ZEN was detected in all 75 animal feeds acquired from local farms that were analyzed in this study (Table 5). Each sample was analyzed in triplicate. Identification of the six compounds was by comparison of their retention times and mass spectrum with those of the standards and the pure compounds (Tables 1–4). ZEN was detected in 5 different types of animal feeds: dog, chicken, duck, pig and cattle, and ZEN was found in all of them. The reason for this lies in the fact that ZEN is expected to convert into and remain as other isomers due to oxidation and reduction in contamination feeds. Additionally, all ZEN was detected. One sample was detected from cattle, two samples were detected from chicken and duck, and three or four samples were detected from dog and pig. From the dog feed, β-ZAL and ZAN were each detected in the quantity of 2.40–18.73 μg/kg and 20.13–78.09 μg/kg. From chicken feed, α-ZAL was extracted in the quantity of 13.67–19.10 μg/kg and β-ZOL was detected lower than LOD. From duck feed, α-ZOL (4.19 μg/kg) and ZON (39.08–47.61 μg/kg) were extracted. For pig feed from which four samples were extracted, α-ZAL, β-ZAL, α-ZOL, ZAN and ZON were extracted. Detailed results are illustrated in Table 5.

Table 5

Determination of the contents (mg/kg) of 6 compounds in feed using the proposed method.

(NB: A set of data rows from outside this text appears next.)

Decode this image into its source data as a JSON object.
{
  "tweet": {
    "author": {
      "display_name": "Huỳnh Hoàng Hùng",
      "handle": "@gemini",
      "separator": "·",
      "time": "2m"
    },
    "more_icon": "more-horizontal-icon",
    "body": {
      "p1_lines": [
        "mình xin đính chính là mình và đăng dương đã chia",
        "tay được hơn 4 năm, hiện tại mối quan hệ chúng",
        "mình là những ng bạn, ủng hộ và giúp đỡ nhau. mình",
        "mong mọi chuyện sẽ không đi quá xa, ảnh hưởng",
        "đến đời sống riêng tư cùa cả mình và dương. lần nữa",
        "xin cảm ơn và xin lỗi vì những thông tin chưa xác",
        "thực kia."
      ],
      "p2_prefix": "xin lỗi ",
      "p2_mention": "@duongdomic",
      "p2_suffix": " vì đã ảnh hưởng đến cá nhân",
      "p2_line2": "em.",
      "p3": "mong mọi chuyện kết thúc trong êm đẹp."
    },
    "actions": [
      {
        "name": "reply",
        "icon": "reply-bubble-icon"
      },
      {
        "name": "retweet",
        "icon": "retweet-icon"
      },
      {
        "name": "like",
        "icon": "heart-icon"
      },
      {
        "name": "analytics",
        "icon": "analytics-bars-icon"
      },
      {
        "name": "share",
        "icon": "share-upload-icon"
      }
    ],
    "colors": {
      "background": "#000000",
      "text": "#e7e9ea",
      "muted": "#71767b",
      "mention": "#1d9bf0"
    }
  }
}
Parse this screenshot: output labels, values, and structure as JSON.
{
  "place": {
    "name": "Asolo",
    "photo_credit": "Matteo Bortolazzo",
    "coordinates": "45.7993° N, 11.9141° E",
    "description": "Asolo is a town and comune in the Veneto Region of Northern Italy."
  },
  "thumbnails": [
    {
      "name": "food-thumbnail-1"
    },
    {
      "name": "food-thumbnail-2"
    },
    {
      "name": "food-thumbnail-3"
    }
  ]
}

Feed type	No.*	No. of Detected	Concentration(μg/kg)
			α-zearalanol (α-ZAL)	β-zearalanol (β-ZAL)	α-zearalenol (α-ZOL)	β-zearalenol (β-ZOL)	Zearalanone (ZAN)	Zearalenone (ZON)
Dog	16	3	-*	2.40~18.73	-	-	20.13~78.09	-
Chicken	13	2	13.67~19.10	-	-	N.D.*	-	-
Duck	15	2	-	-	4.19	-	-	39.08~47.61
Pig	17	4	2.31~2.48	3.11	N.D.	-	4.71~6.69	124.78
Cattle	14	1	-	2.45	-	-	-	N.D.

*No.: Number of total tested sample

-: Not Detected; N.D.: Lower than LOD

A simple qualitative and quantitative method for simultaneous determination of ZEN compounds from feeds was successfully developed and validated using LC-MS detection. The proposed method showed appropriate accuracy and precision, and it was successfully used for analyzing different types of feeds. The satisfactory results demonstrated that the LC-MS method provides a good alternative for routine analysis owing to its simplicity, specificity and sensitivity and to its potential to be applied as a reliable quality evaluation method for animal feed.